Le concept de décolonialisme a donc émergé pour prendre conscience du fait que nos sciences sociales occidentales sont situées historiquement et géographiquement et n’ont rien d’universel. Nos savoirs sont le produit de notre histoire. Ils ne s’élaborent pas dans un huis-clos, hors de la société. Ils sont intrinsèquement liés aux travaux d’hommes blancs bourgeois et occidentaux, en particulier depuis le siècle des Lumières, qui ont érigé une structure des cultures et des valeurs au sein dans laquelle ils sont au sommet. Ainsi, au nom de l’universalisme, la science occidentale serait LA seule science, au détriment de toutes les représentations culturelles et scientifiques ailleurs dans le monde.
Il s’agit donc de faire un pas de côté, de réduire la domination, l’hégémonie des sciences occidentales pour porter un regard sur les recherches menées partout ailleurs dans le monde, comme en Amérique latine, en Asie ou en Afrique et dans tous les anciens pays colonisés. Si on prend l’exemple de la sociologie, les travaux de Bourdieu, Derrida et Foucault sont connus et étudiés dans le monde entier. Mais connaissons-nous ne serait-ce qu’un·e seul·e chercheur·se en Argentine, en Malaisie, au Maroc ? Et peut-on vraiment appliquer les recherches de Bourdieu dans un contexte indien ? péruvien ? On ne se rend pas compte en France que tout un ensemble de savoirs sont en fait réduits au silence.
L’auteur de ce petit ouvrage revient donc sur l’histoire du décolonialisme, qui aurait pour origine la création d’un groupe de recherche Modernité/Colonialité dans les années 1990, avec pour figures principales le sociologue péruvien Aníbal Quijano, qui a forgé la notion de « colonialité » du pouvoir, des savoirs et de l’être en 1992, et le philosophe argentin Enrique Dussel qui invite à adopter une vision pluriversaliste pour une meilleure circulation des idées.
Partant de ces constats, les chercheur·ses étudient de plus en plus les effets de la colonialité au sein de la société, et c’est ce qui fait visiblement peur aux opposant·es de la pensée décoloniale…

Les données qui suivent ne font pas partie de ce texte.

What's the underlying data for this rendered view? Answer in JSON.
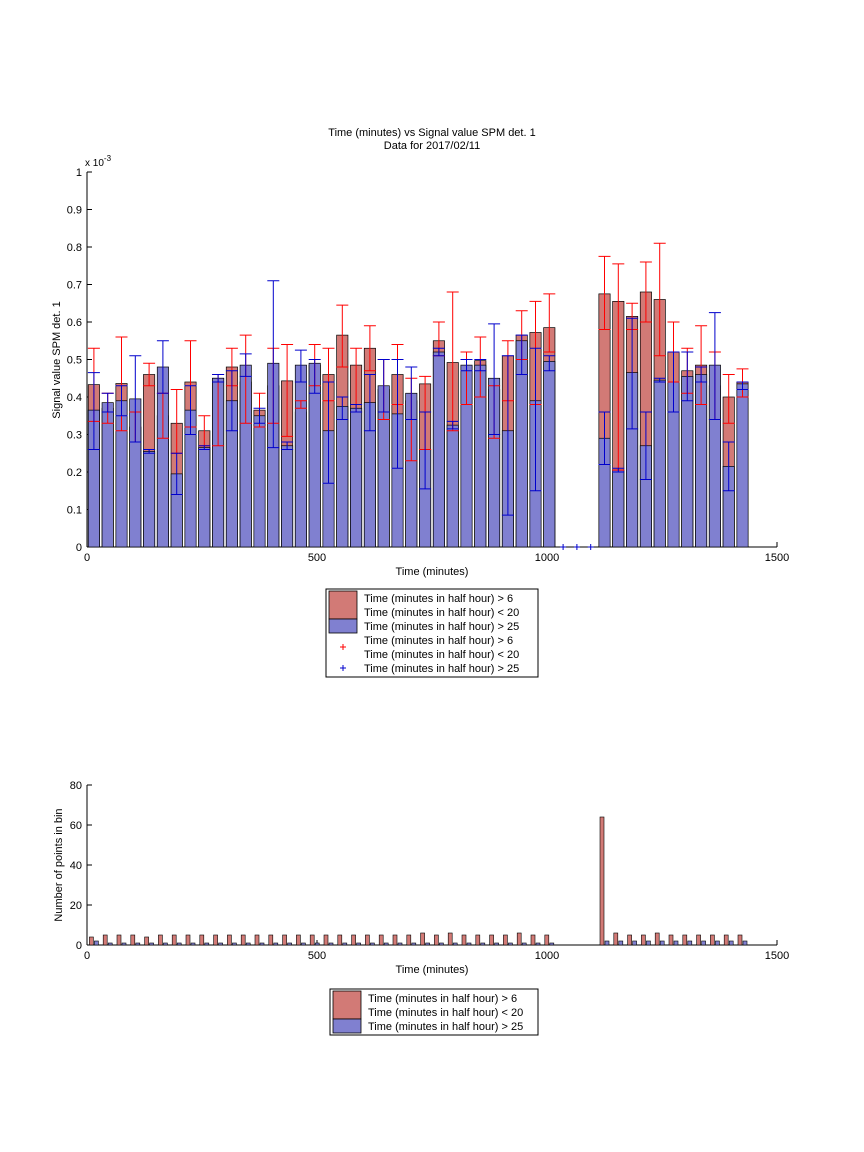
{
  "figure": {
    "title_line1": "Time (minutes) vs Signal value SPM det. 1",
    "title_line2": "Data for 2017/02/11"
  },
  "colors": {
    "red_fill": "#d27a76",
    "blue_fill": "#8080d0",
    "red_err": "#ff0000",
    "blue_err": "#0000cc"
  },
  "chart_data": [
    {
      "type": "bar",
      "title": "Time (minutes) vs Signal value SPM det. 1\nData for 2017/02/11",
      "xlabel": "Time (minutes)",
      "ylabel": "Signal value SPM det. 1",
      "y_exponent_label": "x 10",
      "y_exponent_power": "-3",
      "xlim": [
        0,
        1500
      ],
      "ylim": [
        0,
        1
      ],
      "xticks": [
        "0",
        "500",
        "1000",
        "1500"
      ],
      "yticks": [
        "0",
        "0.1",
        "0.2",
        "0.3",
        "0.4",
        "0.5",
        "0.6",
        "0.7",
        "0.8",
        "0.9",
        "1"
      ],
      "legend": {
        "placement": "below",
        "entries": [
          {
            "marker": "red-bar",
            "line1": "Time (minutes in half hour) > 6",
            "line2": "Time (minutes in half hour) < 20"
          },
          {
            "marker": "blue-bar",
            "line1": "Time (minutes in half hour) > 25",
            "line2": ""
          },
          {
            "marker": "red-plus",
            "line1": "Time (minutes in half hour) > 6",
            "line2": "Time (minutes in half hour) < 20"
          },
          {
            "marker": "blue-plus",
            "line1": "Time (minutes in half hour) > 25",
            "line2": ""
          }
        ]
      },
      "x": [
        15,
        45,
        75,
        105,
        135,
        165,
        195,
        225,
        255,
        285,
        315,
        345,
        375,
        405,
        435,
        465,
        495,
        525,
        555,
        585,
        615,
        645,
        675,
        705,
        735,
        765,
        795,
        825,
        855,
        885,
        915,
        945,
        975,
        1005,
        1035,
        1065,
        1095,
        1125,
        1155,
        1185,
        1215,
        1245,
        1275,
        1305,
        1335,
        1365,
        1395,
        1425
      ],
      "series": [
        {
          "name": "Time (minutes in half hour) > 6 Time (minutes in half hour) < 20",
          "values": [
            0.433,
            0.37,
            0.436,
            0.32,
            0.46,
            0.35,
            0.33,
            0.44,
            0.31,
            0.45,
            0.48,
            0.44,
            0.365,
            0.43,
            0.443,
            0.36,
            0.485,
            0.46,
            0.565,
            0.485,
            0.53,
            0.42,
            0.46,
            0.39,
            0.435,
            0.55,
            0.492,
            0.46,
            0.497,
            0.42,
            0.51,
            0.565,
            0.572,
            0.585,
            0,
            0,
            0,
            0.675,
            0.655,
            0.615,
            0.68,
            0.66,
            0.52,
            0.47,
            0.485,
            0.43,
            0.4,
            0.44
          ],
          "err_low": [
            0.335,
            0.33,
            0.31,
            0.28,
            0.43,
            0.29,
            0.25,
            0.32,
            0.27,
            0.27,
            0.43,
            0.33,
            0.32,
            0.33,
            0.295,
            0.37,
            0.43,
            0.39,
            0.48,
            0.36,
            0.47,
            0.34,
            0.38,
            0.23,
            0.26,
            0.51,
            0.31,
            0.38,
            0.4,
            0.29,
            0.39,
            0.5,
            0.38,
            0.52,
            0,
            0,
            0,
            0.58,
            0.205,
            0.58,
            0.6,
            0.51,
            0.44,
            0.41,
            0.38,
            0.34,
            0.33,
            0.4
          ],
          "err_high": [
            0.53,
            0.41,
            0.56,
            0.36,
            0.49,
            0.41,
            0.42,
            0.55,
            0.35,
            0.46,
            0.53,
            0.565,
            0.41,
            0.53,
            0.54,
            0.39,
            0.54,
            0.53,
            0.645,
            0.53,
            0.59,
            0.5,
            0.54,
            0.45,
            0.455,
            0.6,
            0.68,
            0.52,
            0.56,
            0.43,
            0.55,
            0.63,
            0.655,
            0.675,
            0,
            0,
            0,
            0.775,
            0.755,
            0.65,
            0.76,
            0.81,
            0.6,
            0.53,
            0.59,
            0.52,
            0.46,
            0.475
          ]
        },
        {
          "name": "Time (minutes in half hour) > 25",
          "values": [
            0.365,
            0.385,
            0.39,
            0.395,
            0.255,
            0.48,
            0.195,
            0.365,
            0.265,
            0.45,
            0.39,
            0.485,
            0.35,
            0.49,
            0.27,
            0.485,
            0.49,
            0.31,
            0.375,
            0.37,
            0.385,
            0.43,
            0.355,
            0.41,
            0.26,
            0.52,
            0.325,
            0.485,
            0.485,
            0.45,
            0.31,
            0.55,
            0.39,
            0.495,
            0,
            0,
            0,
            0.29,
            0.205,
            0.465,
            0.27,
            0.445,
            0.44,
            0.455,
            0.46,
            0.485,
            0.215,
            0.435
          ],
          "err_low": [
            0.26,
            0.36,
            0.35,
            0.28,
            0.25,
            0.41,
            0.14,
            0.3,
            0.26,
            0.44,
            0.31,
            0.455,
            0.33,
            0.265,
            0.26,
            0.44,
            0.41,
            0.17,
            0.34,
            0.36,
            0.31,
            0.36,
            0.21,
            0.34,
            0.155,
            0.51,
            0.315,
            0.47,
            0.47,
            0.3,
            0.085,
            0.46,
            0.15,
            0.47,
            0,
            0,
            0,
            0.22,
            0.2,
            0.315,
            0.18,
            0.44,
            0.36,
            0.39,
            0.44,
            0.34,
            0.15,
            0.42
          ],
          "err_high": [
            0.465,
            0.41,
            0.43,
            0.51,
            0.26,
            0.55,
            0.25,
            0.43,
            0.27,
            0.46,
            0.47,
            0.515,
            0.37,
            0.71,
            0.28,
            0.525,
            0.5,
            0.44,
            0.4,
            0.38,
            0.46,
            0.5,
            0.5,
            0.48,
            0.36,
            0.53,
            0.335,
            0.5,
            0.5,
            0.595,
            0.51,
            0.565,
            0.53,
            0.51,
            0,
            0,
            0,
            0.36,
            0.21,
            0.61,
            0.36,
            0.45,
            0.52,
            0.52,
            0.48,
            0.625,
            0.28,
            0.44
          ]
        }
      ],
      "zero_markers_x": [
        1035,
        1065,
        1095
      ]
    },
    {
      "type": "bar",
      "xlabel": "Time (minutes)",
      "ylabel": "Number of points in bin",
      "xlim": [
        0,
        1500
      ],
      "ylim": [
        0,
        80
      ],
      "xticks": [
        "0",
        "500",
        "1000",
        "1500"
      ],
      "yticks": [
        "0",
        "20",
        "40",
        "60",
        "80"
      ],
      "legend": {
        "placement": "below",
        "entries": [
          {
            "marker": "red-bar",
            "line1": "Time (minutes in half hour) > 6",
            "line2": "Time (minutes in half hour) < 20"
          },
          {
            "marker": "blue-bar",
            "line1": "Time (minutes in half hour) > 25",
            "line2": ""
          }
        ]
      },
      "x": [
        15,
        45,
        75,
        105,
        135,
        165,
        195,
        225,
        255,
        285,
        315,
        345,
        375,
        405,
        435,
        465,
        495,
        525,
        555,
        585,
        615,
        645,
        675,
        705,
        735,
        765,
        795,
        825,
        855,
        885,
        915,
        945,
        975,
        1005,
        1035,
        1065,
        1095,
        1125,
        1155,
        1185,
        1215,
        1245,
        1275,
        1305,
        1335,
        1365,
        1395,
        1425
      ],
      "series": [
        {
          "name": "Time (minutes in half hour) > 6 Time (minutes in half hour) < 20",
          "values": [
            4,
            5,
            5,
            5,
            4,
            5,
            5,
            5,
            5,
            5,
            5,
            5,
            5,
            5,
            5,
            5,
            5,
            5,
            5,
            5,
            5,
            5,
            5,
            5,
            6,
            5,
            6,
            5,
            5,
            5,
            5,
            6,
            5,
            5,
            0,
            0,
            0,
            64,
            6,
            5,
            5,
            6,
            5,
            5,
            5,
            5,
            5,
            5
          ]
        },
        {
          "name": "Time (minutes in half hour) > 25",
          "values": [
            2,
            1,
            1,
            1,
            1,
            1,
            1,
            1,
            1,
            1,
            1,
            1,
            1,
            1,
            1,
            1,
            1,
            1,
            1,
            1,
            1,
            1,
            1,
            1,
            1,
            1,
            1,
            1,
            1,
            1,
            1,
            1,
            1,
            1,
            0,
            0,
            0,
            2,
            2,
            2,
            2,
            2,
            2,
            2,
            2,
            2,
            2,
            2
          ]
        }
      ]
    }
  ]
}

La définition du décolonialsme est avant tout posée par ses opposant·es, qui l’utilisent comme un mot repoussoir. Pour elleux, le décolonialisme est un mouvement idéologique, purement militant, non universitaire, non scientifique, qui manque d’objectivité, de neutralité, de méthode. En mettant l’accent sur les identités raciales, ethniques et de genre, la pensée décoloniale mettrait en danger la cohésion sociale, l’unité de la Nation, la République indivisible. Le mouvement de décolonisation aurait « infiltré » et « contaminé » l’université (d’où le rapport commandité par la ministre de l’Enseignement supérieur Frédérique Vidal en 2021 sur l’islamo-gauchisme dans les universités).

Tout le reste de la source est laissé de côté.